New patterns of the light intensity distribution localized near the interface between the crystal with a hyperbolic index profile layer and the crystal with the nonlinearity emergence with an increasing light intensity

¹ Russian Sergo Ordzhonikidze State Geological Prospecting University, Miklukho-Maklaya St., 23, 117997, Moscow, Russia
² Moscow Technical University of Communications and Informatics, Aviamotornaya St., 8a, 111024, Moscow, Russia

^* Corresponding author: savotchenkose@mail.ru

Received: 23 November 2024
Accepted: 4 September 2025

Abstract

The nonlinear wave propagation along interface between a hyperbolic graded-index crystal and a nonlinear crystal where the Kerr nonlinear response emerges when the light intensity exceeds its threshold value is considered. New model of such contacting crystals basing on the wave equation with the nonlinear and inhomogeneous dielectric constant is formulated.

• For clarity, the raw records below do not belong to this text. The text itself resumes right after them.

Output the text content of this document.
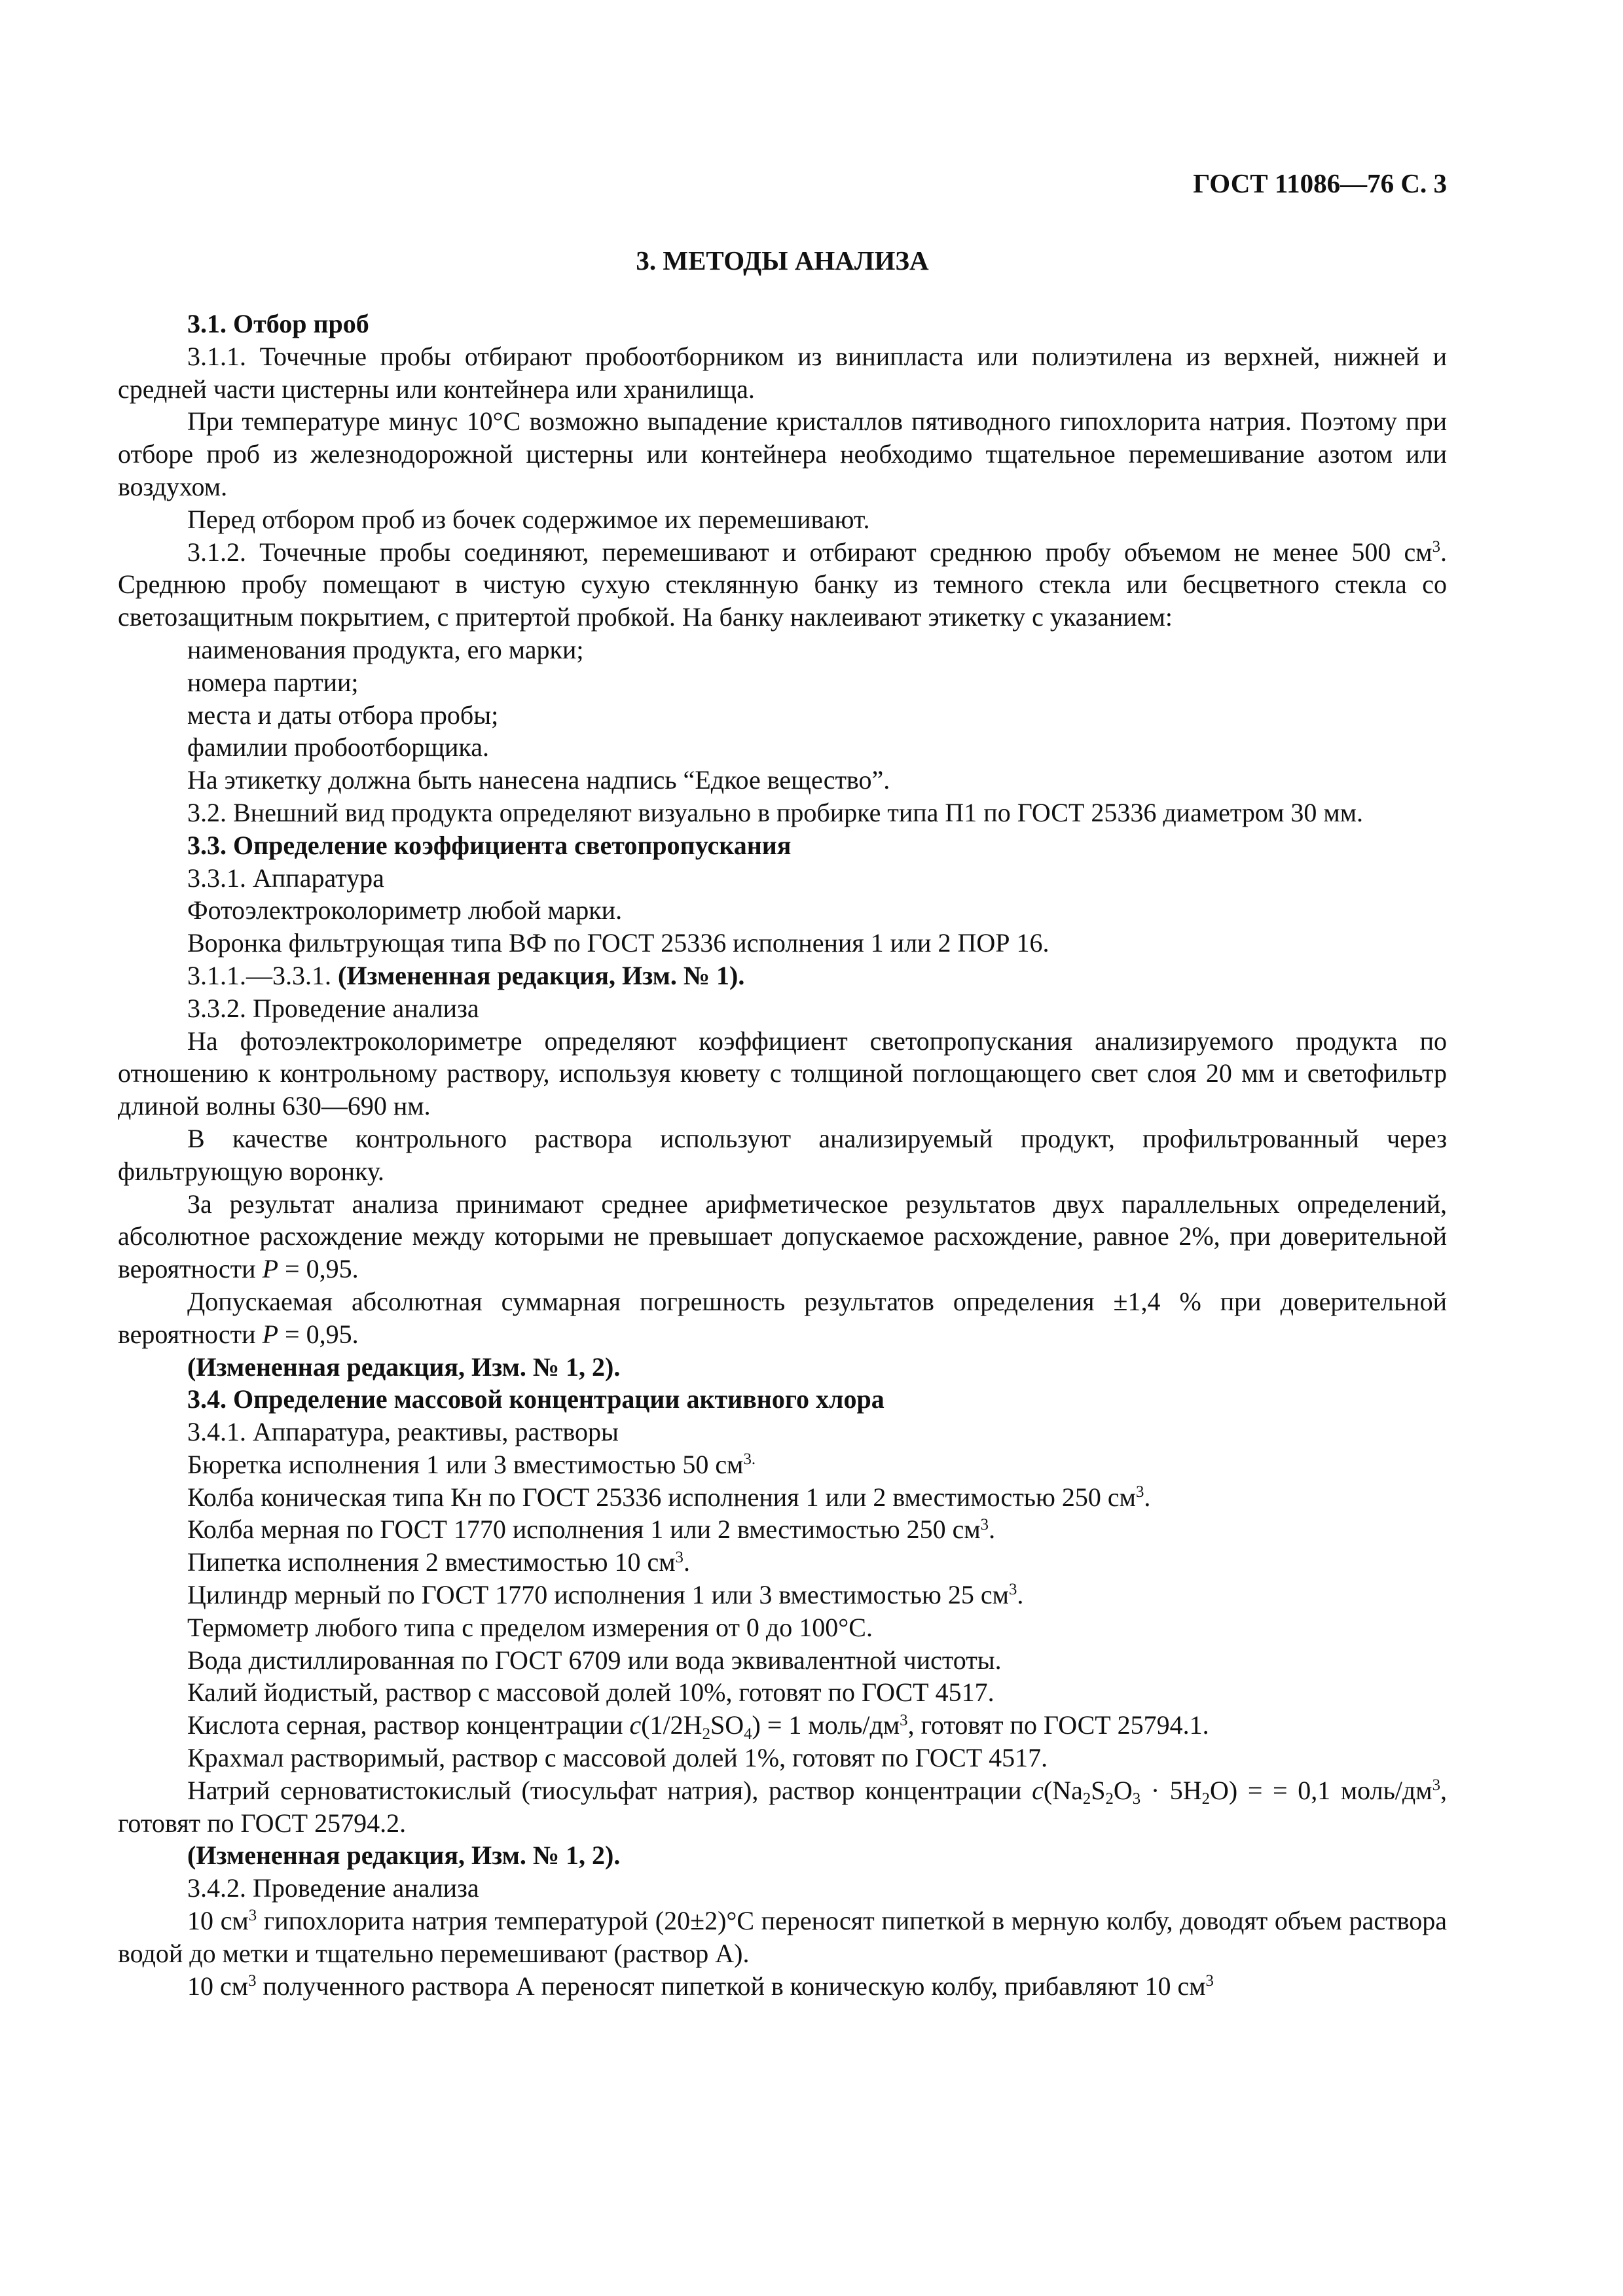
ГОСТ 11086—76 С. 3
3. МЕТОДЫ АНАЛИЗА

3.1. Отбор проб

3.1.1. Точечные пробы отбирают пробоотборником из винипласта или полиэтилена из верхней, нижней и средней части цистерны или контейнера или хранилища.

При температуре минус 10°С возможно выпадение кристаллов пятиводного гипохлорита натрия. Поэтому при отборе проб из железнодорожной цистерны или контейнера необходимо тщательное перемешивание азотом или воздухом.

Перед отбором проб из бочек содержимое их перемешивают.

3.1.2. Точечные пробы соединяют, перемешивают и отбирают среднюю пробу объемом не менее 500 $см^3$. Среднюю пробу помещают в чистую сухую стеклянную банку из темного стекла или бесцветного стекла со светозащитным покрытием, с притертой пробкой. На банку наклеивают этикетку с указанием:

наименования продукта, его марки;

номера партии;

места и даты отбора пробы;

фамилии пробоотборщика.

На этикетку должна быть нанесена надпись “Едкое вещество”.

3.2. Внешний вид продукта определяют визуально в пробирке типа П1 по ГОСТ 25336 диаметром 30 мм.

3.3. Определение коэффициента светопропускания

3.3.1. Аппаратура

Фотоэлектроколориметр любой марки.

Воронка фильтрующая типа ВФ по ГОСТ 25336 исполнения 1 или 2 ПОР 16.

3.1.1.—3.3.1. (Измененная редакция, Изм. № 1).

3.3.2. Проведение анализа

На фотоэлектроколориметре определяют коэффициент светопропускания анализируемого продукта по отношению к контрольному раствору, используя кювету с толщиной поглощающего свет слоя 20 мм и светофильтр длиной волны 630—690 нм.

В качестве контрольного раствора используют анализируемый продукт, профильтрованный через фильтрующую воронку.

За результат анализа принимают среднее арифметическое результатов двух параллельных определений, абсолютное расхождение между которыми не превышает допускаемое расхождение, равное 2%, при доверительной вероятности Р = 0,95.

Допускаемая абсолютная суммарная погрешность результатов определения ±1,4 % при доверительной вероятности Р = 0,95.

(Измененная редакция, Изм. № 1, 2).

3.4. Определение массовой концентрации активного хлора

3.4.1. Аппаратура, реактивы, растворы

Бюретка исполнения 1 или 3 вместимостью 50 $см^{3.}$

Колба коническая типа Кн по ГОСТ 25336 исполнения 1 или 2 вместимостью 250 $см^3$.

Колба мерная по ГОСТ 1770 исполнения 1 или 2 вместимостью 250 $см^3$.

Пипетка исполнения 2 вместимостью 10 $см^3$.

Цилиндр мерный по ГОСТ 1770 исполнения 1 или 3 вместимостью 25 $см^3$.

Термометр любого типа с пределом измерения от 0 до 100°С.

Вода дистиллированная по ГОСТ 6709 или вода эквивалентной чистоты.

Калий йодистый, раствор с массовой долей 10%, готовят по ГОСТ 4517.

Кислота серная, раствор концентрации $с(1/2H_2SO_4) = 1$ моль/$дм^3$, готовят по ГОСТ 25794.1.

Крахмал растворимый, раствор с массовой долей 1%, готовят по ГОСТ 4517.

Натрий серноватистокислый (тиосульфат натрия), раствор концентрации $с(Na_2S_2O_3 \cdot 5H_2O)$ = = 0,1 моль/$дм^3$, готовят по ГОСТ 25794.2.

(Измененная редакция, Изм. № 1, 2).

3.4.2. Проведение анализа

10 $см^3$ гипохлорита натрия температурой (20±2)°С переносят пипеткой в мерную колбу, доводят объем раствора водой до метки и тщательно перемешивают (раствор А).

10 $см^3$ полученного раствора А переносят пипеткой в коническую колбу, прибавляют 10 $см^3$
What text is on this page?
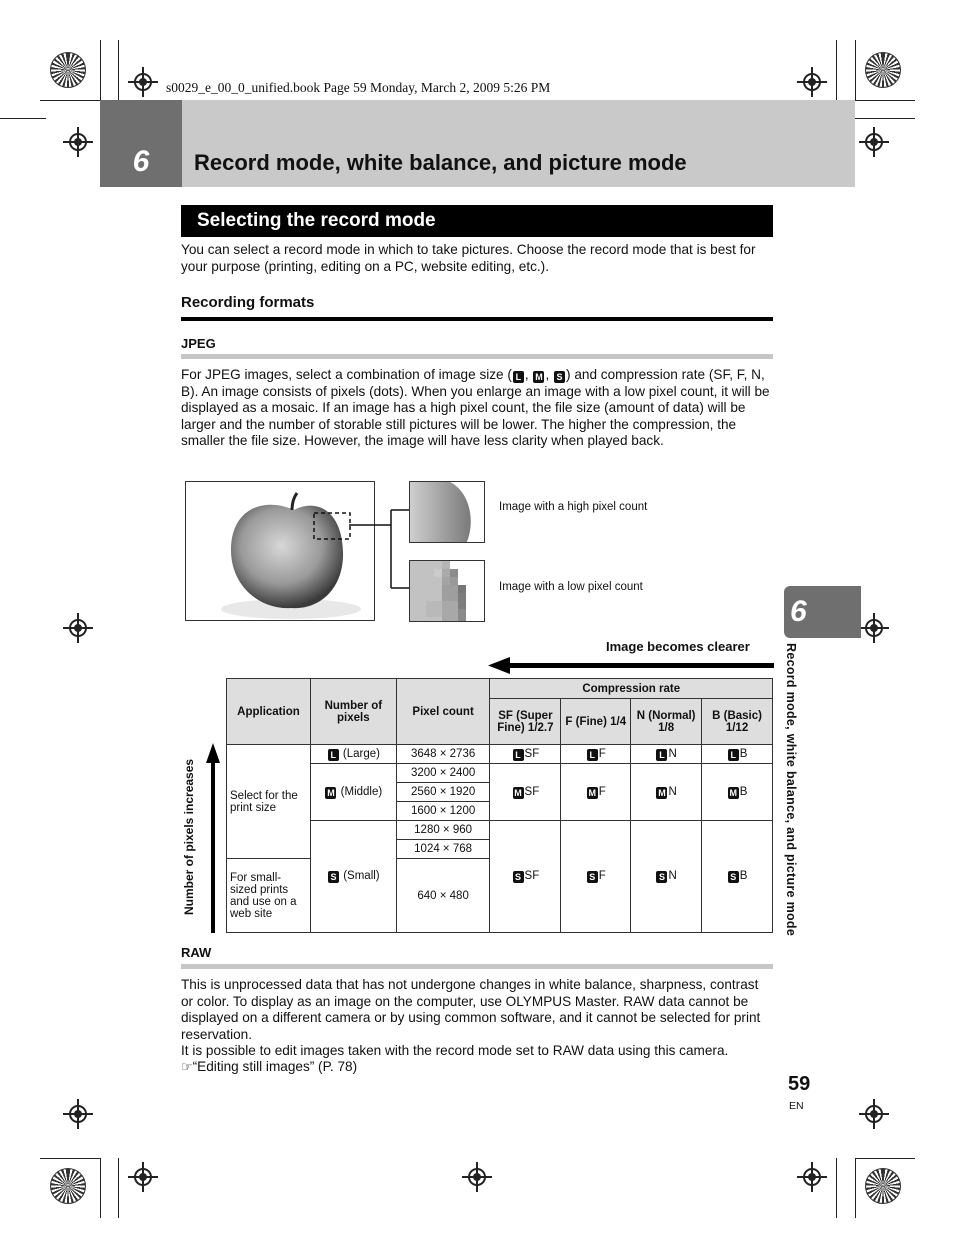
s0029_e_00_0_unified.book Page 59 Monday, March 2, 2009 5:26 PM
6	Record mode, white balance, and picture mode
Selecting the record mode
You can select a record mode in which to take pictures. Choose the record mode that is best for your purpose (printing, editing on a PC, website editing, etc.).
Recording formats
JPEG
For JPEG images, select a combination of image size ( L , M , S ) and compression rate (SF, F, N, B). An image consists of pixels (dots). When you enlarge an image with a low pixel count, it will be displayed as a mosaic. If an image has a high pixel count, the file size (amount of data) will be larger and the number of storable still pictures will be lower. The higher the compression, the smaller the file size. However, the image will have less clarity when played back.
Image with a high pixel count
Image with a low pixel count
Image becomes clearer
Number of pixels increases
Application	Number of pixels	Pixel count	Compression rate			
			SF (Super Fine) 1/2.7	F (Fine) 1/4	N (Normal) 1/8	B (Basic) 1/12
Select for the print size	L (Large)	3648 × 2736	L SF	L F	L N	L B
	M (Middle)	3200 × 2400	M SF	M F	M N	M B
		2560 × 1920				
		1600 × 1200				
	S (Small)	1280 × 960	S SF	S F	S N	S B
		1024 × 768				
For small-sized prints and use on a web site		640 × 480				

RAW
This is unprocessed data that has not undergone changes in white balance, sharpness, contrast or color. To display as an image on the computer, use OLYMPUS Master. RAW data cannot be displayed on a different camera or by using common software, and it cannot be selected for print reservation.
It is possible to edit images taken with the record mode set to RAW data using this camera.
☞“Editing still images” (P. 78)
6
Record mode, white balance, and picture mode
59
EN
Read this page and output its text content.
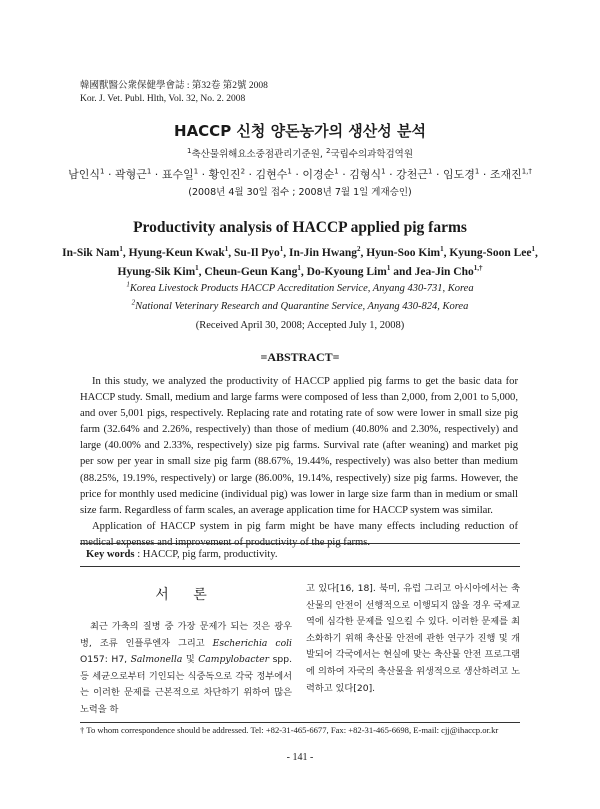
韓國獸醫公衆保健學會誌 : 第32卷 第2號 2008
Kor. J. Vet. Publ. Hlth, Vol. 32, No. 2. 2008
HACCP 신청 양돈농가의 생산성 분석
$^1$축산물위해요소중점관리기준원, $^2$국립수의과학검역원
남인식$^1$ · 곽형근$^1$ · 표수일$^1$ · 황인진$^2$ · 김현수$^1$ · 이경순$^1$ · 김형식$^1$ · 강천근$^1$ · 임도경$^1$ · 조재진$^{1,\dagger}$
(2008년 4월 30일 접수 ; 2008년 7월 1일 게재승인)
Productivity analysis of HACCP applied pig farms
In-Sik Nam$^1$, Hyung-Keun Kwak$^1$, Su-Il Pyo$^1$, In-Jin Hwang$^2$, Hyun-Soo Kim$^1$, Kyung-Soon Lee$^1$,
Hyung-Sik Kim$^1$, Cheun-Geun Kang$^1$, Do-Kyoung Lim$^1$ and Jea-Jin Cho$^{1,\dagger}$
$^1$Korea Livestock Products HACCP Accreditation Service, Anyang 430-731, Korea
$^2$National Veterinary Research and Quarantine Service, Anyang 430-824, Korea
(Received April 30, 2008; Accepted July 1, 2008)
=ABSTRACT=

In this study, we analyzed the productivity of HACCP applied pig farms to get the basic data for HACCP study. Small, medium and large farms were composed of less than 2,000, from 2,001 to 5,000, and over 5,001 pigs, respectively. Replacing rate and rotating rate of sow were lower in small size pig farm (32.64% and 2.26%, respectively) than those of medium (40.80% and 2.30%, respectively) and large (40.00% and 2.33%, respectively) size pig farms. Survival rate (after weaning) and market pig per sow per year in small size pig farm (88.67%, 19.44%, respectively) was also better than medium (88.25%, 19.19%, respectively) or large (86.00%, 19.14%, respectively) size pig farms. However, the price for monthly used medicine (individual pig) was lower in large size farm than in medium or small size farm. Regardless of farm scales, an average application time for HACCP system was similar.

Application of HACCP system in pig farm might be have many effects including reduction of medical expenses and improvement of productivity of the pig farms.

Key words : HACCP, pig farm, productivity.
서 론

최근 가축의 질병 중 가장 문제가 되는 것은 광우병, 조류 인플루엔자 그리고 Escherichia coli O157: H7, Salmonella 및 Campylobacter spp. 등 세균으로부터 기인되는 식중독으로 각국 정부에서는 이러한 문제를 근본적으로 차단하기 위하여 많은 노력을 하

고 있다[16, 18]. 북미, 유럽 그리고 아시아에서는 축산물의 안전이 선행적으로 이행되지 않을 경우 국제교역에 심각한 문제를 일으킬 수 있다. 이러한 문제를 최소화하기 위해 축산물 안전에 관한 연구가 진행 및 개발되어 각국에서는 현실에 맞는 축산물 안전 프로그램에 의하여 자국의 축산물을 위생적으로 생산하려고 노력하고 있다[20].

† To whom correspondence should be addressed. Tel: +82-31-465-6677, Fax: +82-31-465-6698, E-mail: cjj@ihaccp.or.kr
- 141 -
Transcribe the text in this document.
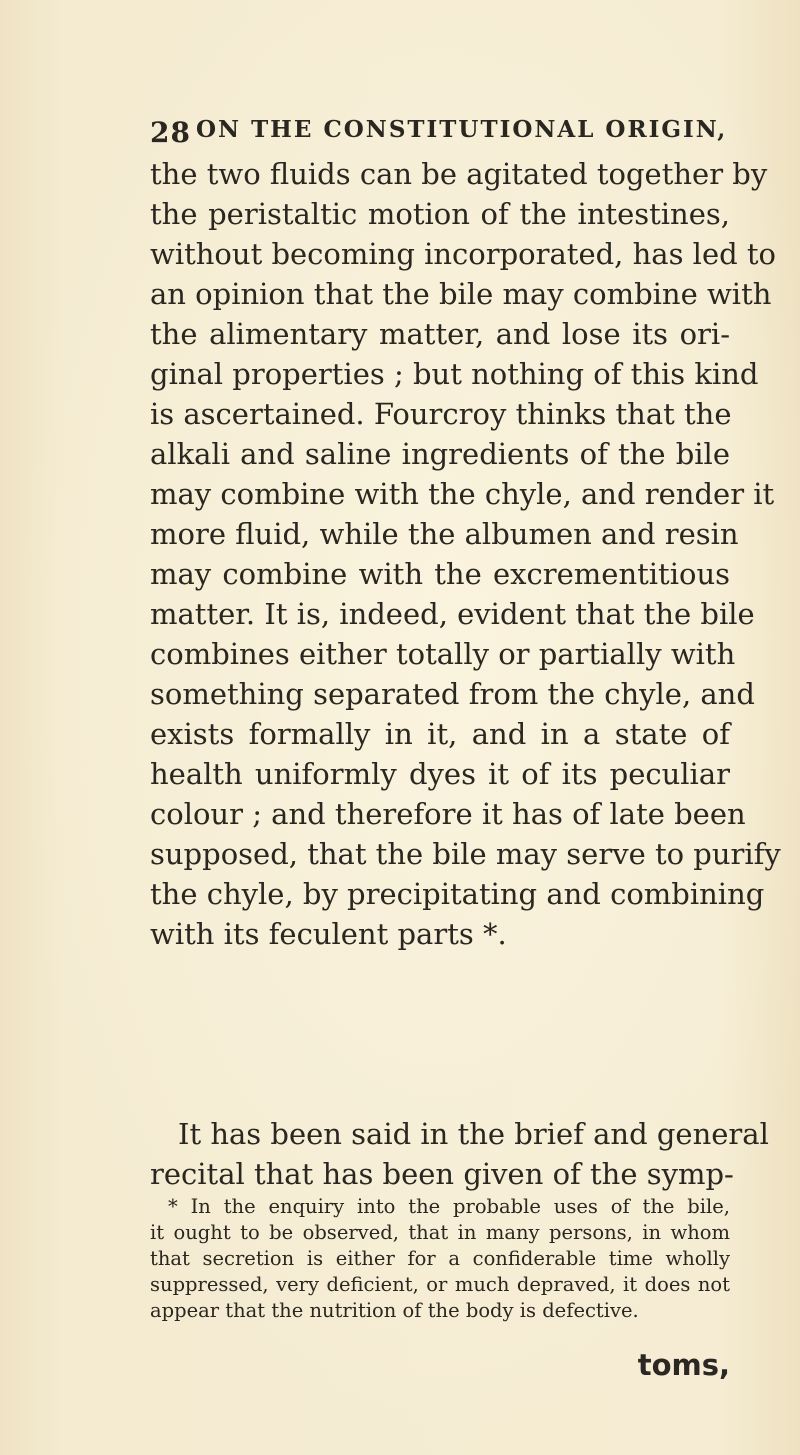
28 ON THE CONSTITUTIONAL ORIGIN,
the two fluids can be agitated together by
the peristaltic motion of the intestines,
without becoming incorporated, has led to
an opinion that the bile may combine with
the alimentary matter, and lose its ori-
ginal properties ; but nothing of this kind
is ascertained. Fourcroy thinks that the
alkali and saline ingredients of the bile
may combine with the chyle, and render it
more fluid, while the albumen and resin
may combine with the excrementitious
matter. It is, indeed, evident that the bile
combines either totally or partially with
something separated from the chyle, and
exists formally in it, and in a state of
health uniformly dyes it of its peculiar
colour ; and therefore it has of late been
supposed, that the bile may serve to purify
the chyle, by precipitating and combining
with its feculent parts *.
It has been said in the brief and general
recital that has been given of the symp-
* In the enquiry into the probable uses of the bile,
it ought to be observed, that in many persons, in whom
that secretion is either for a confiderable time wholly
suppressed, very deficient, or much depraved, it does not
appear that the nutrition of the body is defective.
toms,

New exact analytical solutions describing the surface waves and waveguide modes in both cases of the positive and negative nonlinearity signs corresponding to a self-focusing and defocusing nonlinear response emergence respectively are found. It is found that the maximum of the light intensity can be located in both nonlinear and the hyperbolic graded-index crystals in the case of a self-focusing nonlinearity emergence in dependence of the values of the system parameters. However, the light intensity maximum is always located in the graded-index crystal in the case of a defocusing nonlinearity emergence. The localization width of the light flux decreases with an increase in the effective refractive index in the both cases of nonlinearity signs. The waveguide modes characterized by several intensity maxima distributed in a hyperbolic graded-index crystal can be excited (in addition to the surface waves characterized by a single intensity maximum localized near the interface). The hyperbolic profile parameters can be considered the most effective parameters controlling the light intensity transverse distribution and an excitation of the high-order waveguide modes.